Shorn of decisive policy action to tackle the burning problems of chronic and widespread unemployment and underemployment, the Union Budget is a reaction to the losses Prime Minister Narendra Modi’s Bharatiya Janata Party suffered in the Lok Sabha election.
Finance minister Nirmala Sitharaman’s budget speech for 2024-25 had fewer slogans than usual: Industrial corridors along cultural centres are proposed under the name ‘Vikas bhi Virasat bhi’ (tradition hand-in-hand with development); the New Pension Scheme will roll out a plan, called NPS-Vatsalya, for parents and guardians to save for children’s pensions.
Sitharaman, who has tinkered with nearly every tax the central government administers and stolen promises from the Congress party’s election manifesto, wants the country’s top 500 companies to shelter 10 million unemployed youngsters over the next five years.
The announcement is sure to generate scepticism. How will this idea be enforced? Did the government consult business leaders on the capacity of these companies to absorb such a large number of under-skilled youth? And in a market economy, can the state instruct companies on their labour intake?
As for income tax, Sitharaman has revised it even before the base could fully shift to the new slab structure introduced in the 2020-21 budget. The changes, effective from 1 April, 2024 (Assessment Year 2025-26), will give the middle class ₹17,500 a year more in disposable income.
Policy stability and predictability remain a non-priority except, thankfully, in one area: The budget recommits to sticking with the fiscal consolidation path Sitharaman announced in 2021, and aims to reach a deficit below 4.5% in 2025-26.
For 2024-25, Sitharaman has set a fiscal deficit target of 4.9%, lower than the 5.1% proposed in the interim budget in February. The government seems determined to get a sovereign rating upgrade. That depends on the transparency with which the fiscal deficit and other numbers are reported, and the general government debt reduction and serviceability, which can’t be guessed until there is clarity on how the tax laws will be changed.
The policy spadework required for producing sustainable growth and job creation has been pushed back again. The budget proposes to formulate an economic policy framework in which land and labour reforms could be incentivised. There’s no timeline for when these will see the light of day.
Similarly, while the government has promised to review the customs duty regime and the income tax law, no deadlines have been announced. An agenda was supposed to have been prepared for this before the conclusion of the general election for implementation within the first 100 days of the new government.
Rural distress does seem to be weighing on the government’s mind but it doesn’t appear to have a clue on alleviating policies.
The Congress party had in its manifesto critiqued the government’s productivity-linked incentive scheme and promised to upgrade it to an employment-linked incentive scheme if it came to power. Sitharaman’s budget proposes to roll out no less than three schemes as part of the prime minister’s package for employment-linked incentives.

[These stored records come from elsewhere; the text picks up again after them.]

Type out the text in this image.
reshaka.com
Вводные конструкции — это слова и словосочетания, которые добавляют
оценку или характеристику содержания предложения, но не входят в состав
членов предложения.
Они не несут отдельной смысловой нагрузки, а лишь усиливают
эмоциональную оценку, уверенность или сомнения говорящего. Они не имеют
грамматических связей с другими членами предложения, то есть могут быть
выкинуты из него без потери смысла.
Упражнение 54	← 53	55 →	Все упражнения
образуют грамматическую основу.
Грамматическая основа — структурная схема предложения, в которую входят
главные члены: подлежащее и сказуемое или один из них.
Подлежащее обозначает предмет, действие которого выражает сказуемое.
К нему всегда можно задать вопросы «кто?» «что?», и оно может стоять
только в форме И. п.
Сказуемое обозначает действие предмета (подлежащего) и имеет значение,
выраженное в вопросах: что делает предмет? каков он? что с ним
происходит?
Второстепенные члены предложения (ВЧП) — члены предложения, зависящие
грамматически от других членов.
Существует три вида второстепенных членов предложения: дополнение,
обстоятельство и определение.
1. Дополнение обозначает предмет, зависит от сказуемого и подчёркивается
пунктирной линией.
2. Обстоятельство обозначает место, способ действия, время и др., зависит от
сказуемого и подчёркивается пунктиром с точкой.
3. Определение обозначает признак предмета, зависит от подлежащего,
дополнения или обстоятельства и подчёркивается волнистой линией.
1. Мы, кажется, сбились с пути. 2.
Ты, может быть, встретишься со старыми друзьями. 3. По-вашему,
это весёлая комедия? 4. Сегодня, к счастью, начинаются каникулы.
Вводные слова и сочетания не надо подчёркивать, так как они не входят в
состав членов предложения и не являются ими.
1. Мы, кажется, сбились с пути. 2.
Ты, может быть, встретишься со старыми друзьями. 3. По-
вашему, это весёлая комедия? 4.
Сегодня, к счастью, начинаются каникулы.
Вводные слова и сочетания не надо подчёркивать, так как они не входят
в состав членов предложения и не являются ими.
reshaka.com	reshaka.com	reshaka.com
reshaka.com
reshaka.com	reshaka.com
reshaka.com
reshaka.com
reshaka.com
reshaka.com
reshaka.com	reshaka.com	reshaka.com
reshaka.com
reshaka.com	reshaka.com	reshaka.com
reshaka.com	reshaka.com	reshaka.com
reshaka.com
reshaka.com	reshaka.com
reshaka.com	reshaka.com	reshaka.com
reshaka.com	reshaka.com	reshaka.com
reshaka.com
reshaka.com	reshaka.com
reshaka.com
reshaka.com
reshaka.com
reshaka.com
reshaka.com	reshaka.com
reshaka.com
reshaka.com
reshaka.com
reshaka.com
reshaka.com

This scheme will provide one month of wages to workforce entrants in formal sectors—similar to a promise for apprentices in the Congress party’s manifesto. Also, payments of up to ₹15,000 will be made in three instalments to about 21 million first-time employees registered with the Employees Provident Fund Organisation, provided their salaries are under ₹1 lakh per month.
Sitharaman has left the capital expenditure spending she announced in February’s interim budget untouched. The outlays for agriculture have been increased, and a few allocations have been moved about.
India spends a lot without making farmers better off—Sitharaman has earmarked more than ₹4 trillion for food and fertiliser subsidies, most of which will go to wheat and rice farmers. Indian farmers produce more wheat and rice than India needs but won’t grow pulses, for which the country is dependent on imports. The market distortions are such that producing pulses is less profitable.
The finance minister announced a mission for pulses and oil seeds to ensure ‘atma nirbharta’, or self-sufficiency. But for imports to reduce, reform is necessary. Right now, handouts and warped incentives keep farmers trapped in low-but-assured profitability wheat and rice. Those reforms do not figure on the list of promises.
In conclusion, the budget is indicative of a government in drift. It seeks to buy time for discussing reforms, fails to specify timelines for when these will be taken up, and in the meantime wants to retain the attention of the BJP’s key constituencies—unemployed youth, farmers, and the middle class—by tinkering here and there.